TOKYO – Nissan Motor Co. said it will build the new Leaf electric vehicle at Britain's Sunderland assembly plant starting in early 2013, with initial capacity of 50,000 units.
The Japanese company and its French alliance partner Renault will invest more than 420 million pounds ($642.6 million) in the project, including the construction of a lithium ion battery plant on the site.
Sunderland will be the third global production site for the five-seat Leaf hatchback, which is the centerpiece of Nissan's plans to take the lead in zero emissions vehicles.
Production begins in Oppama, Japan, later this year followed by Smyrna, Tennessee, in the United States, in 2012.
Sunderland will come on line in early 2013 with an initial annual production capacity of about 50,000 units, Nissan said.
Initial sales of the Leaf begin this year in Japan, the United States and selected European markets. Nissan aims for global mass marketing from 2012.
So far, Nissan and Renault have announced global electric vehicle production capacity of 500,000 units. Renault begins rolling out its electric cars next year.
Nissan will start preparing Sunderland's Number 2 line in 2012 for the addition of the Leaf. It will be made alongside the Juke compact crossover, which enters production this August.
Sunderland will also get a battery manufacturing plant with capacity of 60,000 units a year. It enters operation in 2012 and will supply both Nissan and Renault electric vehicles.

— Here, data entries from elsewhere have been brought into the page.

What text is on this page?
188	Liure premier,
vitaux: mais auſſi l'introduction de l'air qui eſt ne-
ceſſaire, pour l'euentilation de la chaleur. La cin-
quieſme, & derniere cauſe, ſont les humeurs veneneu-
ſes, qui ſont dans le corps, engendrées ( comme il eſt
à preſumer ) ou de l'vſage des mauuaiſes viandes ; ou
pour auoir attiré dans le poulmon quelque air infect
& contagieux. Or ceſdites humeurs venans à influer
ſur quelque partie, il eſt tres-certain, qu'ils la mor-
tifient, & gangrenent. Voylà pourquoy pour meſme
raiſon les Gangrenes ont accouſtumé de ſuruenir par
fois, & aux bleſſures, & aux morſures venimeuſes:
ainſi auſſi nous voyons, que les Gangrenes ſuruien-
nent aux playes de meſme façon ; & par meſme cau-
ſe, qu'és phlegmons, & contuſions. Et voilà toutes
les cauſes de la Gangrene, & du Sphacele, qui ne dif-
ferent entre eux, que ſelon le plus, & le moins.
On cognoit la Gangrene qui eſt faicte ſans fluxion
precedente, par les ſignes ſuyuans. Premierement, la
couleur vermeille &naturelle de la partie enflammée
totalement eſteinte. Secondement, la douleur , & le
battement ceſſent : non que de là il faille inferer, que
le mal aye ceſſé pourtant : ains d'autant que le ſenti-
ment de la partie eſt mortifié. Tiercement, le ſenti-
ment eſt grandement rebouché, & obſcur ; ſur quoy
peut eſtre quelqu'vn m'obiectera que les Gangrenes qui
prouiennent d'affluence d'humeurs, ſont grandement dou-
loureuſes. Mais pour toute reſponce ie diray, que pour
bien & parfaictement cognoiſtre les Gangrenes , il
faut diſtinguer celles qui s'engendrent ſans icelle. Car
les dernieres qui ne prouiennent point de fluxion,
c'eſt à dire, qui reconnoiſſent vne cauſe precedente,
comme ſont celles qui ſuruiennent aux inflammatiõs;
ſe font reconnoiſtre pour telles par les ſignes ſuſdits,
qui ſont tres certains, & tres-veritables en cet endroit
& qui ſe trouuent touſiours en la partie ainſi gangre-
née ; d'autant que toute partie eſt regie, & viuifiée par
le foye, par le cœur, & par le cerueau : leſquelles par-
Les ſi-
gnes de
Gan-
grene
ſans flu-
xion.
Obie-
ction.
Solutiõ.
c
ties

Nissan said production of the Leaf and batteries would be supported by a British government grant of 20.7 million pounds and a proposed finance package of up to 220 million euros ($302 million) from the European Investment Bank.
Nissan has not yet specified how much the Leaf will cost, saying only that it will be competitive with similar-sized cars with conventional engines, excluding the price of the batteries, which will likely be leased in most cases.
The company is expected to announce a price range for the Leaf at the end of this month to start taking orders from customers.
The Sunderland battery plant will supply lithium-ion batteries developed jointly by Nissan and Japan's NEC Corp. Nissan is also due to produce batteries in Portugal to supply the European market.